This recipe is from my cousin Angie Lee. It is always a huge hit anytime we make it. I have had to make some adjustments to it depending on where we were living at the time because tomatillos are not always available in the small town grocery store. So, I will give you the recipe as written and then write in changes we have made in a different color because there is a different flavor to it but both are great.

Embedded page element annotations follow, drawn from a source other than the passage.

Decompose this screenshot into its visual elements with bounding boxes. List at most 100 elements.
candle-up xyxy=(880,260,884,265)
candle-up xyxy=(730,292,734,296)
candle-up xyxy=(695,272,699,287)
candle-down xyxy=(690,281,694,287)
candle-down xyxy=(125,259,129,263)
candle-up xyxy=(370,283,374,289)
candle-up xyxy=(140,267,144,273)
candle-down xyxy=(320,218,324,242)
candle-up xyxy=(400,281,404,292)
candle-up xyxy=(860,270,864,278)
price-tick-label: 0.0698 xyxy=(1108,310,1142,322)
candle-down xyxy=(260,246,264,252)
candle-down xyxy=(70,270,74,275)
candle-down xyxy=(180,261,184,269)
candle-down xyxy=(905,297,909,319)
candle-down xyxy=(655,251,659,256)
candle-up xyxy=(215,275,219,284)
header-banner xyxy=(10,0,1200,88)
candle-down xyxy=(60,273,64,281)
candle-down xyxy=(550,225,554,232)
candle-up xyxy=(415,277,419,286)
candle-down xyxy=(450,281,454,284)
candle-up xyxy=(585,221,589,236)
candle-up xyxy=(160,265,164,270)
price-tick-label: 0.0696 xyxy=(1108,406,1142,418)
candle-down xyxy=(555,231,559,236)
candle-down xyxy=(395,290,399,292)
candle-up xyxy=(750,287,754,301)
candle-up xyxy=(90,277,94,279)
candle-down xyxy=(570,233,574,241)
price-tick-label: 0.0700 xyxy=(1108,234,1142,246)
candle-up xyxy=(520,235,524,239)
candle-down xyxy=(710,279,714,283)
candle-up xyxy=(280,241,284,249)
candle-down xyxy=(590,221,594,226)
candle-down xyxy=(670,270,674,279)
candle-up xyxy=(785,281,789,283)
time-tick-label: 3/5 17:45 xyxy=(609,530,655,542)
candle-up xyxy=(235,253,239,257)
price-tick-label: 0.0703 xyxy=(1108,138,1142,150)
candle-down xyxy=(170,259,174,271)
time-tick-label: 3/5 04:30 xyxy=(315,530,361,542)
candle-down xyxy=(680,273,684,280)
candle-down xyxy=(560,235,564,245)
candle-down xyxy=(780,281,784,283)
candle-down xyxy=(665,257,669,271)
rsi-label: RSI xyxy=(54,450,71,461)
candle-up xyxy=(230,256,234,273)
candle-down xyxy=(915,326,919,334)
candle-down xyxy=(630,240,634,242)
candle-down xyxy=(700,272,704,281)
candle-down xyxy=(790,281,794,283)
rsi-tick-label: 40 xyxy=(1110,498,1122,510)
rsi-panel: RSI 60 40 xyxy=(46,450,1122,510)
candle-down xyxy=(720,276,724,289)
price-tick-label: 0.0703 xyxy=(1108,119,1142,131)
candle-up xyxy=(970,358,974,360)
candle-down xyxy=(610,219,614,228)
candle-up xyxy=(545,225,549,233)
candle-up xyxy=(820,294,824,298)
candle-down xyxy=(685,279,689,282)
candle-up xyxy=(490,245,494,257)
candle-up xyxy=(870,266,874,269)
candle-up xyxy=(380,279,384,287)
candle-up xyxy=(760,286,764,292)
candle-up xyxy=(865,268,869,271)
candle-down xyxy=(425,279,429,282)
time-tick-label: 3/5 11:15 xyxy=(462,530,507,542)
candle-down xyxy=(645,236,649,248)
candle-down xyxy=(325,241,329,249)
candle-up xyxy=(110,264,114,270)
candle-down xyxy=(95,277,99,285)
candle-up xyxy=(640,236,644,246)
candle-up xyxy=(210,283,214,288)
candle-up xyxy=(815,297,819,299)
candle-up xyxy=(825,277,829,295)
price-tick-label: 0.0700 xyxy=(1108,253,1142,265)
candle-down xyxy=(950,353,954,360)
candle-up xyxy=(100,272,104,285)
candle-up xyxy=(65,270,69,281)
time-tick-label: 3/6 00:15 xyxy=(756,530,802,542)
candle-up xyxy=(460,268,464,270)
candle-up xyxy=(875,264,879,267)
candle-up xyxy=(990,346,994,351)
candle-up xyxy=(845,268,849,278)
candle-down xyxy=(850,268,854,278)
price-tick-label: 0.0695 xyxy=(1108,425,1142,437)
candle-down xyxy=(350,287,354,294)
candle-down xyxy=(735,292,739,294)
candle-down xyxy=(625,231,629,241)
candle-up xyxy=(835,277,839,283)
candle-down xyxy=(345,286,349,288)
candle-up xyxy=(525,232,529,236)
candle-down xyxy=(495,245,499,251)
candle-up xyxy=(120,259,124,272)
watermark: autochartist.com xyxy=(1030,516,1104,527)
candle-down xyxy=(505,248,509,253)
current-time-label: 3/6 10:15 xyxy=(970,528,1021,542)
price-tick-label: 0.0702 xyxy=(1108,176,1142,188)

2 lbs of chicken breasts, chopped
1 med onion
3 garlic cloves, minced
1 Tbsp vegetable oil
30 oz undrained canned white beans or if you plan ahead you can soak dry beans overnight
4 tomatillos chopped (1 small can of salsa verde-it makes it a little spicier though so keep that in mind)
16 oz package of frozen white corn (I have used regular yellow corn too in order to save money but the white is the tastiest)
2 tsp cumin
1/2 tsp oregano
4 oz can of green chiles
1 1/2 cup chicken broth
Brown the chicken, onion and garlic in oil. Add the rest of the ingredients except the lime. Cook 20 minutes. Add the lime juice.
Serve over tortilla chips and top with shredded jack cheese, cilantro, and lime wedges.
It is more of a stoup when I make it, not really a soup but not quite a stew. It is pretty thick and the chips will also absorb some of the liquid.